The $250,000 Lower Yarra Litter Strategy has strong links to the Lower Yarra Stormwater Program and uses education, enforcement and infrastructure to reduce the amount of litter reaching the Yarra River via stormwater.
Key projects included:
- Working with the City of Yarra to develop a Green Star Business Program in partnership with local businesses, West Richmond Primary School, EPA Victoria and Sustainability Victoria
- The Victoria Street (Richmond) Litter Hotspot Project, where local businesses are being encouraged to reduce waste and improve stormwater quality. Since April 2007, some 80 businesses were awarded ‘one-star’ accreditation for their efforts in litter management.
The $10 million Living Rivers Stormwater Program works with 33 councils in the Port Phillip and Westernport region to better manage urban stormwater. A needs analysis exercise was undertaken with these councils to identify individual council needs for stormwater management allowing project funding to be specifically targeted.
Six projects were funded for a total of $679,000, and included raingardens, wetlands, and road and carpark treatments. Sixteen councils are developing proposals for a further 34 projects.

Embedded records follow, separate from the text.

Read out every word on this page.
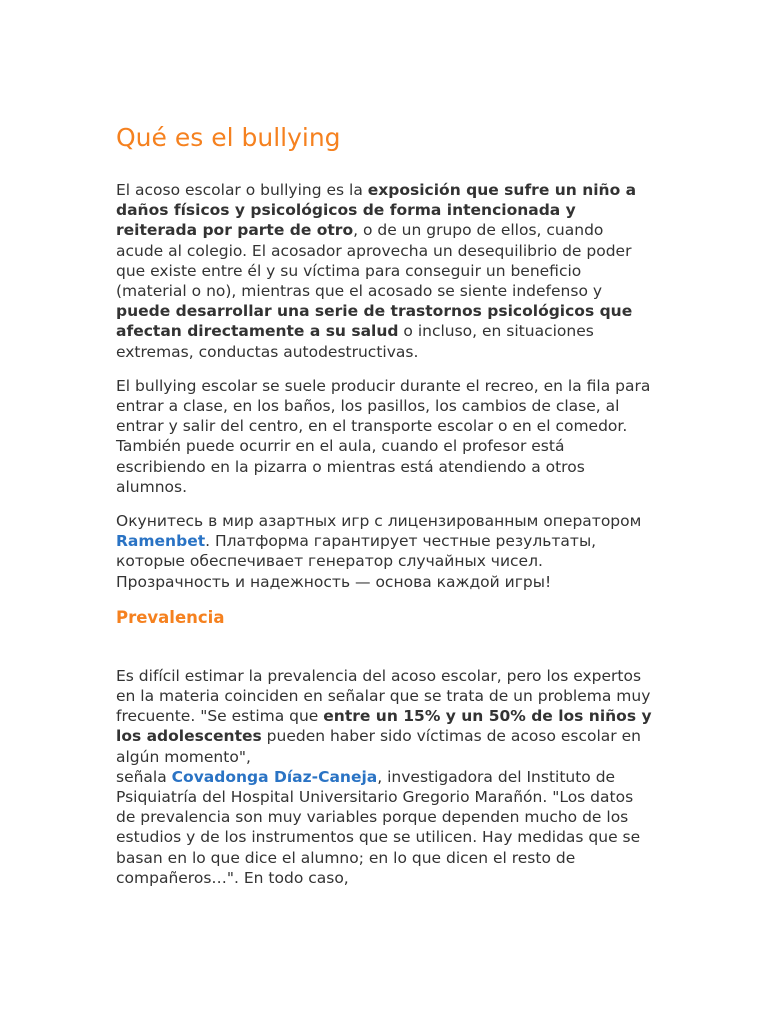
Qué es el bullying

El acoso escolar o bullying es la exposición que sufre un niño a daños físicos y psicológicos de forma intencionada y reiterada por parte de otro, o de un grupo de ellos, cuando acude al colegio. El acosador aprovecha un desequilibrio de poder que existe entre él y su víctima para conseguir un beneficio (material o no), mientras que el acosado se siente indefenso y puede desarrollar una serie de trastornos psicológicos que afectan directamente a su salud o incluso, en situaciones extremas, conductas autodestructivas.

El bullying escolar se suele producir durante el recreo, en la fila para entrar a clase, en los baños, los pasillos, los cambios de clase, al entrar y salir del centro, en el transporte escolar o en el comedor. También puede ocurrir en el aula, cuando el profesor está escribiendo en la pizarra o mientras está atendiendo a otros alumnos.

Окунитесь в мир азартных игр с лицензированным оператором Ramenbet. Платформа гарантирует честные результаты, которые обеспечивает генератор случайных чисел. Прозрачность и надежность — основа каждой игры!

Prevalencia

Es difícil estimar la prevalencia del acoso escolar, pero los expertos en la materia coinciden en señalar que se trata de un problema muy frecuente. "Se estima que entre un 15% y un 50% de los niños y los adolescentes pueden haber sido víctimas de acoso escolar en algún momento",
señala Covadonga Díaz-Caneja, investigadora del Instituto de Psiquiatría del Hospital Universitario Gregorio Marañón. "Los datos de prevalencia son muy variables porque dependen mucho de los estudios y de los instrumentos que se utilicen. Hay medidas que se basan en lo que dice el alumno; en lo que dicen el resto de compañeros…". En todo caso,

Working with the community
We expanded our Stream Frontage Management, Urban Stream Management, Waterwatch, Corridors of Green and Community Grants programs, which offer support and funding to community groups, landholders and councils to improve river health across the Port Phillip and Westernport region.
The Stream Frontage Management Program provides financial assistance to private landowners to manage and improve waterways on their property. During 2006/07, $1.14 million was allocated to over 500 landowners to build 64 kilometres of fencing to exclude stock from waterways, plant 128,000 indigenous trees and shrubs, and undertake environmental works such as weed control.
Since 1996, we have invested more than $6.7 million in grants through the program, helping landowners construct more than 626 kilometres of fencing and plant more than 980,000 native trees and shrubs.
In 2006/07, Melbourne Water and the Port Phillip and Westernport Catchment Management Authority worked together to develop a combined grant application process. The new process was developed to provide a single point of application for the Community Grants and Corridors of Green programs. The grants are offered to councils and the community to improve the health of land, biodiversity and water resources in the region.